Fotografía por Aníbal Santos Gómez

viernes, 8 de abril de 2011

De playas y montañas

Frente al espejo, miró y no se vio.

¿Qué se suponía que tenía que ver?

Apagó la luz del baño con la mirada y entró en su habitación con el corazón vacío.

Vacío porque unos días antes había decidido hacer mudanza y entregó una orden de desahucio a sus sentimientos. Había oído gritos y sus venas se habían contraído del miedo. Le pidieron a la casera que los echara, que no quería gritos, ni llantos, ni noches de cómos ni mañanas de porqués.

¿Quién entraría a vivir ahora? Si nadie quería vivir en una casa destartalada, que se agrieta con pensamientos y se inunda con ilusiones.
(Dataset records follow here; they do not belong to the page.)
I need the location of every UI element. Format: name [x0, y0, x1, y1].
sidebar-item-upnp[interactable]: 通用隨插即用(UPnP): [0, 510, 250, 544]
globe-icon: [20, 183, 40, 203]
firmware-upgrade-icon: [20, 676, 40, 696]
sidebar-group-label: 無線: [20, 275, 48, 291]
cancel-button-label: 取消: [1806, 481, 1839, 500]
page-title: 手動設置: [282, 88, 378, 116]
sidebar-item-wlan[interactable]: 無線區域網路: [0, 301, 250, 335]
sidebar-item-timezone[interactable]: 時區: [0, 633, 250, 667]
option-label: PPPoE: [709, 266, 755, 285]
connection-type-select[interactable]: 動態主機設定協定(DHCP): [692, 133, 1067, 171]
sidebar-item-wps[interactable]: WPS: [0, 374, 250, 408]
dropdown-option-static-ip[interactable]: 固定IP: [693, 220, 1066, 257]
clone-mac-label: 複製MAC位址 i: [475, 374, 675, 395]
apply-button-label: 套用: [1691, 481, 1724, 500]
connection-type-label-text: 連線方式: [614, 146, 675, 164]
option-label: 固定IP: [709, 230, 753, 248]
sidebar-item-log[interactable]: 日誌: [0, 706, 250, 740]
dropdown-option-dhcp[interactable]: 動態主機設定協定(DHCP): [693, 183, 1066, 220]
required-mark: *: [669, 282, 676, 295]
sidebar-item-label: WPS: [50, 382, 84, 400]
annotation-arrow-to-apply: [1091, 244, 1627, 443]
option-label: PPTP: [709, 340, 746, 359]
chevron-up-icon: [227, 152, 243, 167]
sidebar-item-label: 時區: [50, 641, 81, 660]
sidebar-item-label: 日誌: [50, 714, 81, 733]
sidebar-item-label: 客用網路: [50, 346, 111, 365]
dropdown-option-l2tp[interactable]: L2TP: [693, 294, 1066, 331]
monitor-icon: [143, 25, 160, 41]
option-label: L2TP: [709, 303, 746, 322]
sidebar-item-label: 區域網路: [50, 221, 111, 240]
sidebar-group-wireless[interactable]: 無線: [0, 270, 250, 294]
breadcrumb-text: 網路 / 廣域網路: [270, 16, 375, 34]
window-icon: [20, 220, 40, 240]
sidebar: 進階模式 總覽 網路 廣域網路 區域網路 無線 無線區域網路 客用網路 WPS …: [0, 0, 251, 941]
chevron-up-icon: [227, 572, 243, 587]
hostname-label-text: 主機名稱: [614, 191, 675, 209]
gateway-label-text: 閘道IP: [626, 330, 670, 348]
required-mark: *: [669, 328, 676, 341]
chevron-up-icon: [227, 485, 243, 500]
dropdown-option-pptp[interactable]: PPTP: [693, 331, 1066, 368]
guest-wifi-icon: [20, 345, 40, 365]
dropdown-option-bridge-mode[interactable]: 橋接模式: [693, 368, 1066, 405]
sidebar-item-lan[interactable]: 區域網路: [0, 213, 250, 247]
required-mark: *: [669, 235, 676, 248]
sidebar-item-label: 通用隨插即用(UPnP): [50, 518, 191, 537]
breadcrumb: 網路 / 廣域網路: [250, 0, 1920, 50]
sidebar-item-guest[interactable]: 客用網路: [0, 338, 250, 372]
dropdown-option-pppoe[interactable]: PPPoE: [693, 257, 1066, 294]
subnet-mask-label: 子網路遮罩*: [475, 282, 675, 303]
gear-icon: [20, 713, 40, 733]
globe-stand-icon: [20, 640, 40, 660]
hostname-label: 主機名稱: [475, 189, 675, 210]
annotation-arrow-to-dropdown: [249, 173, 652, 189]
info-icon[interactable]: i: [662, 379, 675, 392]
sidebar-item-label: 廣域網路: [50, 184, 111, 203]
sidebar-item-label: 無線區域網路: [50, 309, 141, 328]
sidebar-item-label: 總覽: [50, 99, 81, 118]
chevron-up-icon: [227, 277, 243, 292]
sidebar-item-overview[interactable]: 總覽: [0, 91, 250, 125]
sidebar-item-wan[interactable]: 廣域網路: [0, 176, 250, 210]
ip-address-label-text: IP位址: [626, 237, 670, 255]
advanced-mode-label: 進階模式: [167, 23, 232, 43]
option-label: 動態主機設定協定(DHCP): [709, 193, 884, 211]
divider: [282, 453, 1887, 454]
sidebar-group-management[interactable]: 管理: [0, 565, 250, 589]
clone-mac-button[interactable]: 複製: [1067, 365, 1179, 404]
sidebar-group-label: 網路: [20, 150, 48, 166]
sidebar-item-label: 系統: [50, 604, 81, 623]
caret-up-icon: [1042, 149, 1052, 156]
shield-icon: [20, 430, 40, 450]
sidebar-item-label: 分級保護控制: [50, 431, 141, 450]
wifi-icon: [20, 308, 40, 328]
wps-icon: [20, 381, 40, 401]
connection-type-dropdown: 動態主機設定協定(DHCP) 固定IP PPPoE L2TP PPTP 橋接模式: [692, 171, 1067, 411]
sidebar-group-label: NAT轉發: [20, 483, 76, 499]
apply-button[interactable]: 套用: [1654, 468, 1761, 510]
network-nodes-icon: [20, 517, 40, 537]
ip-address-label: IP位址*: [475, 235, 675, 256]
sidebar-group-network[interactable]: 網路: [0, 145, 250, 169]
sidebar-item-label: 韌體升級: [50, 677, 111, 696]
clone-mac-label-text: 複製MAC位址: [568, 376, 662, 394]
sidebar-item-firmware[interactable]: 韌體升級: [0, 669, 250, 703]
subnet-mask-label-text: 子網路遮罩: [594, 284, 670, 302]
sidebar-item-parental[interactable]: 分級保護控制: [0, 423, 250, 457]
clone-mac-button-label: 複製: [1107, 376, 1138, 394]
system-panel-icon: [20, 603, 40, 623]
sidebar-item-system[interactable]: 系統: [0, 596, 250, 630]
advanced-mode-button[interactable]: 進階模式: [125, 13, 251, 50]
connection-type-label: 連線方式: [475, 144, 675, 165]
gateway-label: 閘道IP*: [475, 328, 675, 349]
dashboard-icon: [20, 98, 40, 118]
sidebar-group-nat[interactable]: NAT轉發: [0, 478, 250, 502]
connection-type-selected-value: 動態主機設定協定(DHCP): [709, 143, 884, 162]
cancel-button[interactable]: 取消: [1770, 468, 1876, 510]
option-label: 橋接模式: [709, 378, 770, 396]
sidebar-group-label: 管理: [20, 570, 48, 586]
Se metió en la cama y se echó la manta a la cabeza, se escondió de ella misma. Estaba empezando a escuchar los gritos otra vez, pero bajo esas sábanas se paraba el tiempo y las risas sabían a limón. Cuando decidió destaparse y sacar la cabeza para coger aire, vio a una persona a su izquierda. Era él. ¿Qué hacía allí? Esa era su cama y él se había metido sin preguntar. Sonrió y sonaron olas rompiéndose. Rompióse su corazón de un vuelco. Ella soltó el aire que había contenido para sobrevivir bajo las sábanas y él lo aspiró. Ese era su aire, su aliento, su billete de salida, ¿por qué se lo estaba llevando? No era suyo. La abrazó y ella cerró los ojos, quería soñar… estaba cansada y tenía sueño, mucho sueño, pero siempre que dormía tenia pesadillas. Temía ahogos de tiempo y faltas de revolcones. Pero allí, junto a sus olas, podía ver una playa enorme, infinita, de arenas transparentes pero movedizas. Se giró y le vio sonriéndole a contraviento.
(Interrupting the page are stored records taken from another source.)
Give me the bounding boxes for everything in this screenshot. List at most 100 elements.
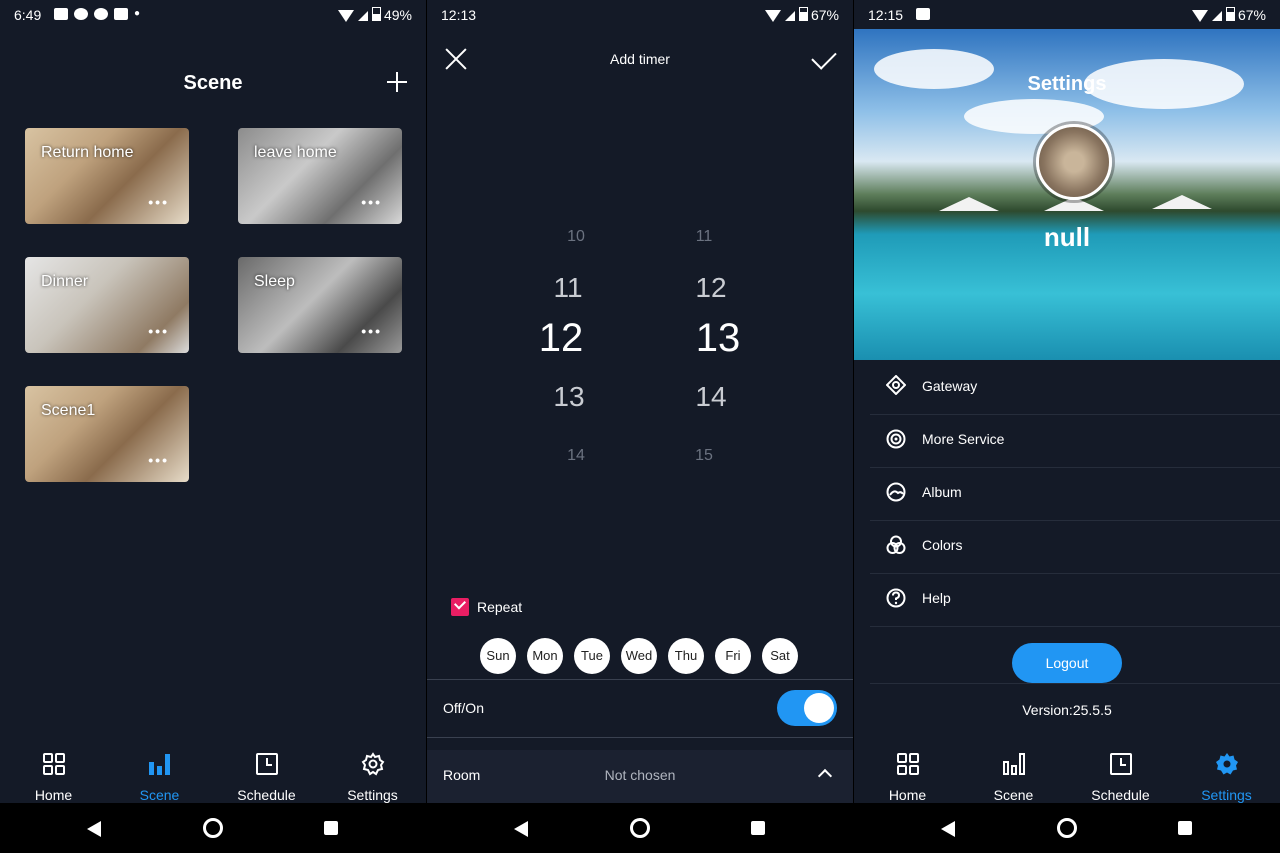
hour-option[interactable]: 13 [539,381,599,413]
wifi-icon [337,10,354,22]
status-right: 67% [764,7,839,23]
menu-item-gateway[interactable]: Gateway [870,361,1280,415]
hour-option[interactable]: 14 [546,447,606,465]
colors-icon [886,535,906,554]
gear-icon [361,752,384,776]
logout-button[interactable]: Logout [1012,643,1122,683]
clock-icon [1109,753,1132,775]
tab-scene[interactable]: Scene [960,748,1067,803]
home-icon[interactable] [1057,818,1077,838]
divider [870,683,1280,684]
scene-screen: 6:49 ● 49% Scene Return home ••• leave h… [0,0,426,803]
grid-icon [896,753,919,775]
dot-icon: ● [134,8,141,19]
scene-card-sleep[interactable]: Sleep ••• [238,257,402,353]
notification-icons: ● [54,8,140,20]
avatar[interactable] [1036,124,1112,200]
minute-option[interactable]: 15 [674,447,734,465]
version-text: Version:25.5.5 [1022,702,1112,718]
home-icon[interactable] [203,818,223,838]
battery-level: 67% [810,7,839,23]
signal-icon [784,11,795,21]
status-bar: 6:49 ● 49% [0,0,426,30]
add-scene-icon[interactable] [387,72,407,92]
scene-card-dinner[interactable]: Dinner ••• [25,257,189,353]
day-sat[interactable]: Sat [762,638,798,674]
tab-home[interactable]: Home [0,748,107,803]
day-fri[interactable]: Fri [715,638,751,674]
header-image: Settings null [854,29,1280,360]
status-time: 12:13 [441,7,477,23]
scene-label: Dinner [41,273,89,290]
room-row[interactable]: Not chosen Room [427,750,853,803]
app-icon [94,8,108,20]
minute-option[interactable]: 12 [681,272,741,304]
day-wed[interactable]: Wed [621,638,657,674]
gear-icon [1215,753,1238,775]
menu-item-colors[interactable]: Colors [870,520,1280,574]
repeat-checkbox[interactable] [451,598,469,616]
username: null [1043,222,1091,252]
hour-selected[interactable]: 12 [531,316,591,361]
day-mon[interactable]: Mon [527,638,563,674]
system-navbar [0,803,426,853]
tab-home[interactable]: Home [854,748,961,803]
menu-item-more-service[interactable]: More Service [870,414,1280,468]
clock-icon [255,753,278,775]
bar-chart-icon [1002,753,1025,775]
more-icon[interactable]: ••• [148,194,169,210]
scene-label: Scene1 [41,402,96,419]
youtube-icon [114,8,128,20]
home-icon[interactable] [630,818,650,838]
scene-label: Sleep [254,273,295,290]
tab-scene[interactable]: Scene [106,748,213,803]
day-tue[interactable]: Tue [574,638,610,674]
grid-icon [42,753,65,775]
notification-icons [916,8,930,20]
back-icon[interactable] [941,821,955,837]
recents-icon[interactable] [324,821,338,835]
scene-card-leave-home[interactable]: leave home ••• [238,128,402,224]
battery-icon [798,7,808,21]
more-icon[interactable]: ••• [148,452,169,468]
settings-screen: Settings null 12:15 67% Gateway More Ser… [854,0,1280,803]
back-icon[interactable] [87,821,101,837]
menu-item-help[interactable]: Help [870,573,1280,627]
tab-schedule[interactable]: Schedule [1067,748,1174,803]
offon-toggle[interactable] [777,690,837,726]
add-timer-screen: 12:13 67% Add timer 10 11 12 13 14 11 12… [427,0,853,803]
day-thu[interactable]: Thu [668,638,704,674]
battery-icon [1225,7,1235,21]
recents-icon[interactable] [1178,821,1192,835]
recents-icon[interactable] [751,821,765,835]
offon-label: Off/On [443,700,484,716]
scene-card-scene1[interactable]: Scene1 ••• [25,386,189,482]
minute-selected[interactable]: 13 [688,316,748,361]
more-icon[interactable]: ••• [148,323,169,339]
menu-label: Gateway [922,378,978,394]
repeat-label: Repeat [477,599,523,615]
tab-label: Schedule [1091,787,1150,803]
day-sun[interactable]: Sun [480,638,516,674]
hour-option[interactable]: 10 [546,228,606,246]
more-icon[interactable]: ••• [361,323,382,339]
tab-settings[interactable]: Settings [1173,748,1280,803]
bar-chart-icon [148,754,170,775]
system-navbar [427,803,853,853]
tab-settings[interactable]: Settings [319,748,426,803]
status-time: 6:49 [14,7,42,23]
page-title: Add timer [610,51,670,67]
bottom-tabbar: Home Scene Schedule Settings [854,748,1280,803]
q-icon [74,8,88,20]
status-bar: 12:13 67% [427,0,853,30]
more-icon[interactable]: ••• [361,194,382,210]
tab-schedule[interactable]: Schedule [213,748,320,803]
back-icon[interactable] [514,821,528,837]
battery-level: 49% [383,7,412,23]
menu-label: Colors [922,537,963,553]
minute-option[interactable]: 11 [674,228,734,246]
minute-option[interactable]: 14 [681,381,741,413]
hour-option[interactable]: 11 [538,272,598,304]
scene-card-return-home[interactable]: Return home ••• [25,128,189,224]
menu-item-album[interactable]: Album [870,467,1280,521]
Cuando se dio cuenta de que no era una playa, sino un oasis, el corazón se le quedó mudo. Ya no se oían gritos, pero tampoco olas. Empezó a hiperventilar y buscó cojines sobre los que llorar, pero sólo encontró sábanas blancas y dudas. Se dejó caer sobre el colchón sudando lágrimas y llorando miedos. Estaba cansada, muy cansada. Notó un peso a su derecha y miró. Era él. ¿Qué hacía allí? Pensaba que se había ido. Una brisa se chocó contra su rostro. Olía a montaña, a verde, a humedad, a fresco. Olía a nieve. Se puso los guantes y la bufanda, que esta vez no la asfixiaba. Él le sonrió y la luz la cegó, oyó su voz diciéndole que nunca se había ido de allí, que siempre había estado en su cama. Él tenía espejos en la cara y no sabía si era él o estaba mirándola a ella, pero nunca dudó del reflejo. La abrazó y ella cerró los ojos, estaba cansada y tenía sueño, mucho sueño, pero siempre que dormía tenía pesadillas. Temía movimientos bruscos y flechas que la hirieran mortalmente. Pero allí, bajo la nieve, podía ver la cumbre de una montaña verde y fría, con mantos de niebla y cobijo de mantas. Se giró y le vio sonriendo. No había viento. Había calma.


La imagen se le borró de los ojos y le traspasó la mente, huyendo por la espina dorsal. Miró al techo y se quedó pensando y pensó tanto que se perdió, se desvaneció en mil pedazos que quedaron inertes en la cama.